Manuela Cordeiro — Moradas

 

 

 

Tinha aberto a porta da sacada da frente da casa da avó e se debruçado. Lembrava quando era criança de sentar no mármore frio do parapeito, junto com a sensação de liberdade que vinha ao somente mudar a perspectiva do olhar. E ver, do alto, a rosa vermelha do jardim que tanto admirava.

Contemplava pela porta de vidro da frente da casa o cenário da vida pacata da roça. O cavalo que gostava de chamar de seu, o pequeno aglomerado de árvores. Sentia-se extremamente feliz com o cheiro da terra molhada e os limites serem traçados só com arame farpado. Ao fundo, o pé de ingá e o balanço de criança sempre afagavam suas tardes.

Ao receber as chaves da quitinete, saberia que muitas outras portas serão abertas. Mesmo sem divisão nenhuma no espaço, conseguia organizar os seus sonhos entre a mesa de estudos, o lugar de dormir e a geladeira emprestada. O cheiro da tinta barata recém aplicada não se comparava ao alto preço da novidade de morar sozinha.

Gostava mesmo do burburinho. Abria a porta de entrada do prédio antigo, estilo português para adentrar um pouco a vida dos outros, o aroma do alho fritando para o almoço. Depois dos três lances de escada, ficava um pouco atordoada com a divisão esquisita dos espaços do apartamento, mas adorava a possibilidade de ter um cantinho na metrópole.

O apartamento não era tão grande, mas talvez a maior viagem de sua vida tenha mudado tudo de perspectiva. Tratou de juntar as malas no quarto que seria seu, com mobília nova, estrear a roupa de cama e apagou. Ao acordar, olhou ainda sonolenta para o pátio e se surpreendeu com a neve. Parecia um quadro emoldurado pela janela hermeticamente fechada por conta do frio. Branco e sereno.
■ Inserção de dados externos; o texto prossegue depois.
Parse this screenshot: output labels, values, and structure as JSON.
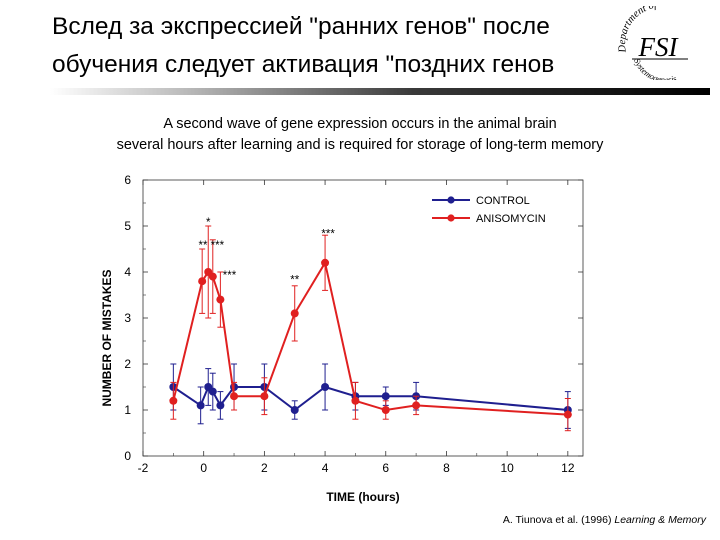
{
  "slide": {
    "title_line1": "Вслед за экспрессией \"ранних генов\" после",
    "title_line2": "обучения следует активация \"поздних генов",
    "subtitle_line1": "A second wave of gene expression occurs in the animal brain",
    "subtitle_line2": "several hours after learning and is required for storage of long-term memory",
    "citation_authors": "A. Tiunova et al. (1996)",
    "citation_journal": "Learning & Memory",
    "logo": {
      "top": "Department of",
      "center": "FSI",
      "bottom": "Systemogenesis"
    }
  },
  "colors": {
    "control": "#1f1f8f",
    "anisomycin": "#e02020",
    "axis": "#333333"
  },
  "chart_data": {
    "type": "line",
    "xlabel": "TIME (hours)",
    "ylabel": "NUMBER OF MISTAKES",
    "xlim": [
      -2,
      12.5
    ],
    "ylim": [
      0,
      6
    ],
    "xticks": [
      -2,
      0,
      2,
      4,
      6,
      8,
      10,
      12
    ],
    "yticks": [
      0,
      1,
      2,
      3,
      4,
      5,
      6
    ],
    "legend_position": "top-right",
    "series": [
      {
        "name": "CONTROL",
        "color": "#1f1f8f",
        "x": [
          -1,
          -0.1,
          0.15,
          0.3,
          0.55,
          1,
          2,
          3,
          4,
          5,
          6,
          7,
          12
        ],
        "y": [
          1.5,
          1.1,
          1.5,
          1.4,
          1.1,
          1.5,
          1.5,
          1.0,
          1.5,
          1.3,
          1.3,
          1.3,
          1.0
        ],
        "err": [
          0.5,
          0.4,
          0.4,
          0.4,
          0.3,
          0.5,
          0.5,
          0.2,
          0.5,
          0.3,
          0.2,
          0.3,
          0.4
        ]
      },
      {
        "name": "ANISOMYCIN",
        "color": "#e02020",
        "x": [
          -1,
          -0.05,
          0.15,
          0.3,
          0.55,
          1,
          2,
          3,
          4,
          5,
          6,
          7,
          12
        ],
        "y": [
          1.2,
          3.8,
          4.0,
          3.9,
          3.4,
          1.3,
          1.3,
          3.1,
          4.2,
          1.2,
          1.0,
          1.1,
          0.9
        ],
        "err": [
          0.4,
          0.7,
          1.0,
          0.8,
          0.6,
          0.3,
          0.4,
          0.6,
          0.6,
          0.4,
          0.2,
          0.2,
          0.35
        ]
      }
    ],
    "annotations": [
      {
        "text": "*",
        "x": 0.15,
        "y": 5.0
      },
      {
        "text": "** ***",
        "x": 0.25,
        "y": 4.5
      },
      {
        "text": "***",
        "x": 0.85,
        "y": 3.85
      },
      {
        "text": "**",
        "x": 3.0,
        "y": 3.75
      },
      {
        "text": "***",
        "x": 4.1,
        "y": 4.75
      }
    ]
  }
}
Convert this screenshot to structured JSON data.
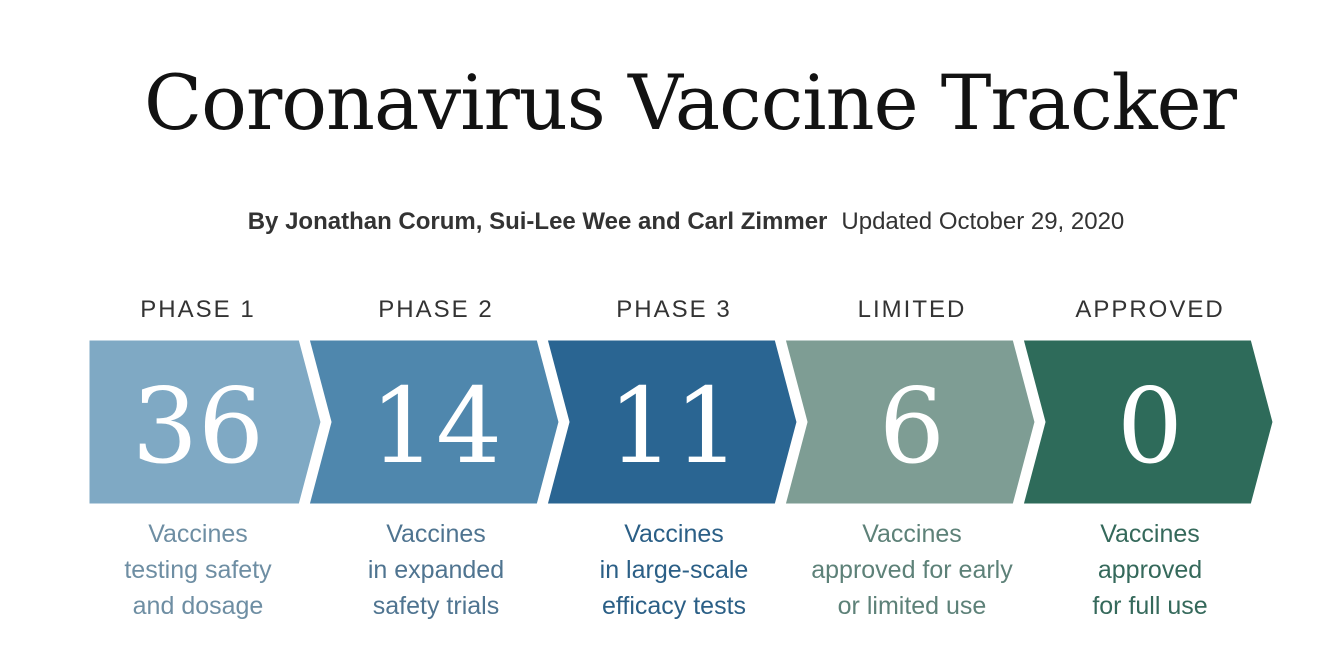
{
  "title": "Coronavirus Vaccine Tracker",
  "byline": {
    "authors": "By Jonathan Corum, Sui-Lee Wee and Carl Zimmer",
    "updated": "Updated October 29, 2020"
  },
  "phases": [
    {
      "label": "PHASE 1",
      "count": "36",
      "color": "#7fa9c4",
      "text_color": "#6e8ea3",
      "desc": [
        "Vaccines",
        "testing safety",
        "and dosage"
      ]
    },
    {
      "label": "PHASE 2",
      "count": "14",
      "color": "#4f87ad",
      "text_color": "#4f7490",
      "desc": [
        "Vaccines",
        "in expanded",
        "safety trials"
      ]
    },
    {
      "label": "PHASE 3",
      "count": "11",
      "color": "#2a6592",
      "text_color": "#2b5f86",
      "desc": [
        "Vaccines",
        "in large-scale",
        "efficacy tests"
      ]
    },
    {
      "label": "LIMITED",
      "count": "6",
      "color": "#7e9d94",
      "text_color": "#5d8178",
      "desc": [
        "Vaccines",
        "approved for early",
        "or limited use"
      ]
    },
    {
      "label": "APPROVED",
      "count": "0",
      "color": "#2e6b5a",
      "text_color": "#35695b",
      "desc": [
        "Vaccines",
        "approved",
        "for full use"
      ]
    }
  ]
}
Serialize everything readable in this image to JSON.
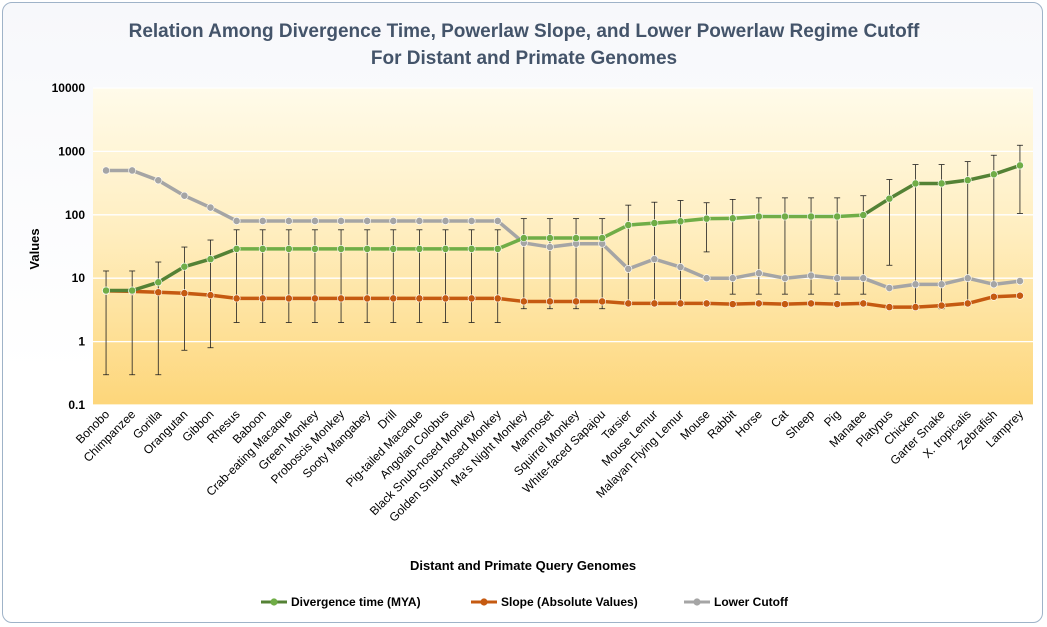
{
  "chart_data": {
    "type": "line",
    "title": [
      "Relation Among Divergence Time, Powerlaw Slope, and Lower Powerlaw Regime Cutoff",
      "For Distant and Primate Genomes"
    ],
    "xlabel": "Distant and Primate Query Genomes",
    "ylabel": "Values",
    "yscale": "log",
    "ylim": [
      0.1,
      10000
    ],
    "yticks": [
      "0.1",
      "1",
      "10",
      "100",
      "1000",
      "10000"
    ],
    "grid": "horizontal",
    "legend_position": "bottom",
    "categories": [
      "Bonobo",
      "Chimpanzee",
      "Gorilla",
      "Orangutan",
      "Gibbon",
      "Rhesus",
      "Baboon",
      "Crab-eating Macaque",
      "Green Monkey",
      "Proboscis Monkey",
      "Sooty Mangabey",
      "Drill",
      "Pig-tailed Macaque",
      "Angolan Colobus",
      "Black Snub-nosed Monkey",
      "Golden Snub-nosed Monkey",
      "Ma's Night Monkey",
      "Marmoset",
      "Squirrel Monkey",
      "White-faced Sapajou",
      "Tarsier",
      "Mouse Lemur",
      "Malayan Flying Lemur",
      "Mouse",
      "Rabbit",
      "Horse",
      "Cat",
      "Sheep",
      "Pig",
      "Manatee",
      "Platypus",
      "Chicken",
      "Garter Snake",
      "X. tropicalis",
      "Zebrafish",
      "Lamprey"
    ],
    "series": [
      {
        "name": "Divergence time (MYA)",
        "color": "#70ad47",
        "dark_color": "#548235",
        "values": [
          6.4,
          6.4,
          8.6,
          15.2,
          20,
          29,
          29,
          29,
          29,
          29,
          29,
          29,
          29,
          29,
          29,
          29,
          43,
          43,
          43,
          43,
          69,
          74,
          79,
          87,
          88,
          94,
          94,
          94,
          94,
          99,
          180,
          312,
          312,
          352,
          435,
          600
        ]
      },
      {
        "name": "Slope (Absolute Values)",
        "color": "#c55a11",
        "values": [
          6.3,
          6.2,
          6.0,
          5.8,
          5.4,
          4.8,
          4.8,
          4.8,
          4.8,
          4.8,
          4.8,
          4.8,
          4.8,
          4.8,
          4.8,
          4.8,
          4.3,
          4.3,
          4.3,
          4.3,
          4.0,
          4.0,
          4.0,
          4.0,
          3.9,
          4.0,
          3.9,
          4.0,
          3.9,
          4.0,
          3.5,
          3.5,
          3.7,
          4.0,
          5.1,
          5.3
        ]
      },
      {
        "name": "Lower Cutoff",
        "color": "#a5a5a5",
        "values": [
          500,
          500,
          350,
          200,
          130,
          80,
          80,
          80,
          80,
          80,
          80,
          80,
          80,
          80,
          80,
          80,
          36,
          31,
          35,
          35,
          14,
          20,
          15,
          10,
          10,
          12,
          10,
          11,
          10,
          10,
          7,
          8,
          8,
          10,
          8,
          9
        ]
      }
    ],
    "error_bars": {
      "series": "Divergence time (MYA)",
      "low": [
        0.3,
        0.3,
        0.3,
        0.73,
        0.8,
        2,
        2,
        2,
        2,
        2,
        2,
        2,
        2,
        2,
        2,
        2,
        3.3,
        3.3,
        3.3,
        3.3,
        3.7,
        3.7,
        3.7,
        26,
        5.6,
        5.6,
        5.6,
        5.6,
        5.6,
        5.6,
        16,
        3.3,
        3.3,
        3.7,
        7.5,
        105
      ],
      "high": [
        13,
        13,
        18,
        31,
        40,
        58,
        58,
        58,
        58,
        58,
        58,
        58,
        58,
        58,
        58,
        58,
        87,
        87,
        87,
        87,
        142,
        158,
        168,
        155,
        175,
        185,
        185,
        185,
        185,
        200,
        360,
        620,
        620,
        690,
        870,
        1250
      ]
    }
  }
}
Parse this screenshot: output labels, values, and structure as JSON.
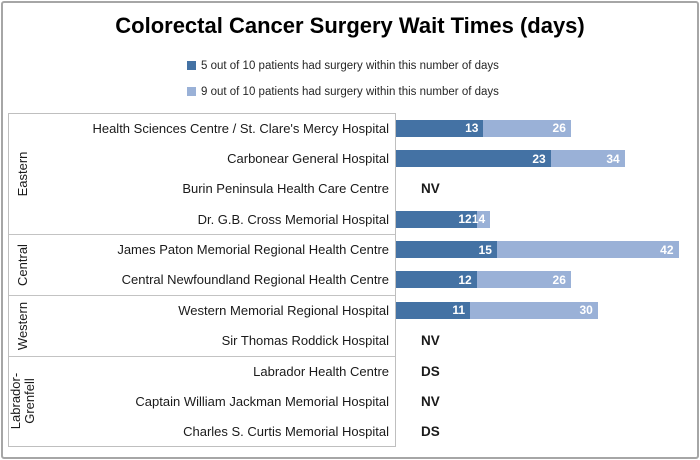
{
  "title": "Colorectal Cancer Surgery Wait Times (days)",
  "chart_data": {
    "type": "bar",
    "orientation": "horizontal",
    "stacked": true,
    "grid": false,
    "xlim": [
      0,
      44
    ],
    "legend_position": "top-center-stacked",
    "title": "Colorectal Cancer Surgery Wait Times (days)",
    "series": [
      {
        "name": "5 out of 10 patients had surgery within this number of days",
        "color": "#4472a4"
      },
      {
        "name": "9 out of 10 patients had surgery within this number of days",
        "color": "#9ab1d7"
      }
    ],
    "groups": [
      {
        "region": "Eastern",
        "region_display": "Eastern",
        "hospitals": [
          {
            "name": "Health Sciences Centre / St. Clare's Mercy Hospital",
            "values": [
              13,
              26
            ]
          },
          {
            "name": "Carbonear General Hospital",
            "values": [
              23,
              34
            ]
          },
          {
            "name": "Burin Peninsula Health Care Centre",
            "note": "NV"
          },
          {
            "name": "Dr. G.B. Cross Memorial Hospital",
            "values": [
              12,
              14
            ]
          }
        ]
      },
      {
        "region": "Central",
        "region_display": "Central",
        "hospitals": [
          {
            "name": "James Paton Memorial Regional Health Centre",
            "values": [
              15,
              42
            ]
          },
          {
            "name": "Central Newfoundland Regional Health Centre",
            "values": [
              12,
              26
            ]
          }
        ]
      },
      {
        "region": "Western",
        "region_display": "Western",
        "hospitals": [
          {
            "name": "Western Memorial Regional Hospital",
            "values": [
              11,
              30
            ]
          },
          {
            "name": "Sir Thomas Roddick Hospital",
            "note": "NV"
          }
        ]
      },
      {
        "region": "Labrador-Grenfell",
        "region_display": "Labrador-\nGrenfell",
        "hospitals": [
          {
            "name": "Labrador Health Centre",
            "note": "DS"
          },
          {
            "name": "Captain William Jackman Memorial Hospital",
            "note": "NV"
          },
          {
            "name": "Charles S. Curtis Memorial Hospital",
            "note": "DS"
          }
        ]
      }
    ]
  }
}
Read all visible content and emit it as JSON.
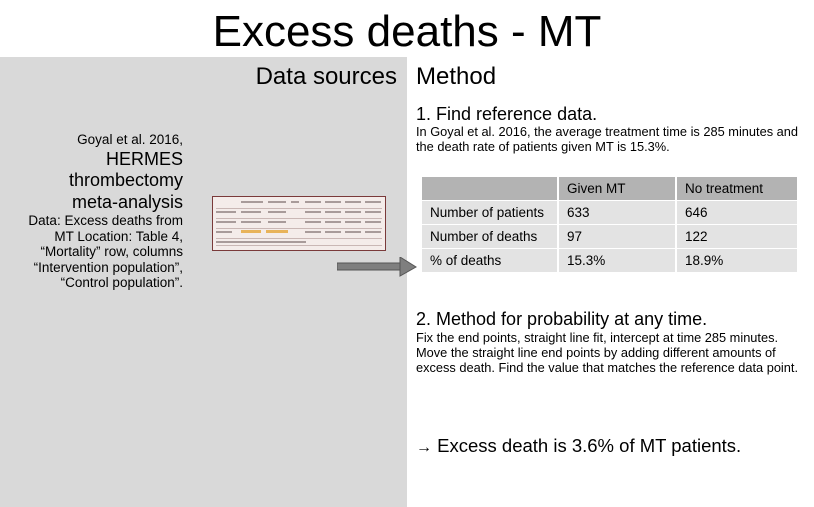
{
  "slide": {
    "title": "Excess deaths - MT"
  },
  "left": {
    "heading": "Data sources",
    "reference": {
      "authors": "Goyal et al. 2016,",
      "title_lines": [
        "HERMES",
        "thrombectomy",
        "meta-analysis"
      ],
      "details": "Data: Excess deaths from MT Location: Table 4, “Mortality” row, columns “Intervention population”, “Control population”."
    }
  },
  "right": {
    "heading": "Method",
    "step1": {
      "heading": "1. Find reference data.",
      "text": "In Goyal et al. 2016, the average treatment time is 285 minutes and the death rate of patients given MT is 15.3%."
    },
    "table": {
      "headers": [
        "",
        "Given MT",
        "No treatment"
      ],
      "rows": [
        [
          "Number of patients",
          "633",
          "646"
        ],
        [
          "Number of deaths",
          "97",
          "122"
        ],
        [
          "% of deaths",
          "15.3%",
          "18.9%"
        ]
      ]
    },
    "step2": {
      "heading": "2. Method for probability at any time.",
      "text": "Fix the end points, straight line fit, intercept at time 285 minutes. Move the straight line end points by adding different amounts of excess death. Find the value that matches the reference data point."
    },
    "conclusion": {
      "arrow": "→",
      "text": "Excess death is 3.6% of MT patients."
    }
  },
  "colors": {
    "left_panel_bg": "#d9d9d9",
    "table_header_bg": "#b3b3b3",
    "table_cell_bg": "#e3e3e3",
    "arrow": "#7f7f7f"
  },
  "icons": {
    "pointer": "right-arrow-icon",
    "thumbnail": "table-thumbnail-image"
  }
}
A casa estalava de nova. Em seus planos de vida, fazia parte aquele momento de começar absolutamente do zero e imprimir sua personalidade a um espaço. Se orgulhava de cuidar imaculadamente da mesa de vidro, dos moveis com os tons corretos. Era como se vangloriava de encaminhar a sua vida. Até que os copos começaram a quebrar.

Nos sonhos, as casas tinham grandes corredores com inúmeros armários. Cada pequeno compartimento poderia revelar um segredo, uma pequena lembrança. As casas também geralmente eram perto de água e tinham vários andares. Um empilhar de coisas, fluxos e memórias.

Eram casas muito engraçadas. Tinham teto, tinham coisas, abrigavam sonhos e choros. Ao longo do tempo, percebeu que deveriam ser cuidadas com grande esmero, para que pudesse sentir amparada. Em cada espaço, podia limpar o espelho aos poucos, deixando cada vez mais nítida sua própria imagem. E se perguntava, olhando nos seus olhos: “Quantas casas para ensinar ser o seu coração sua verdadeira morada”.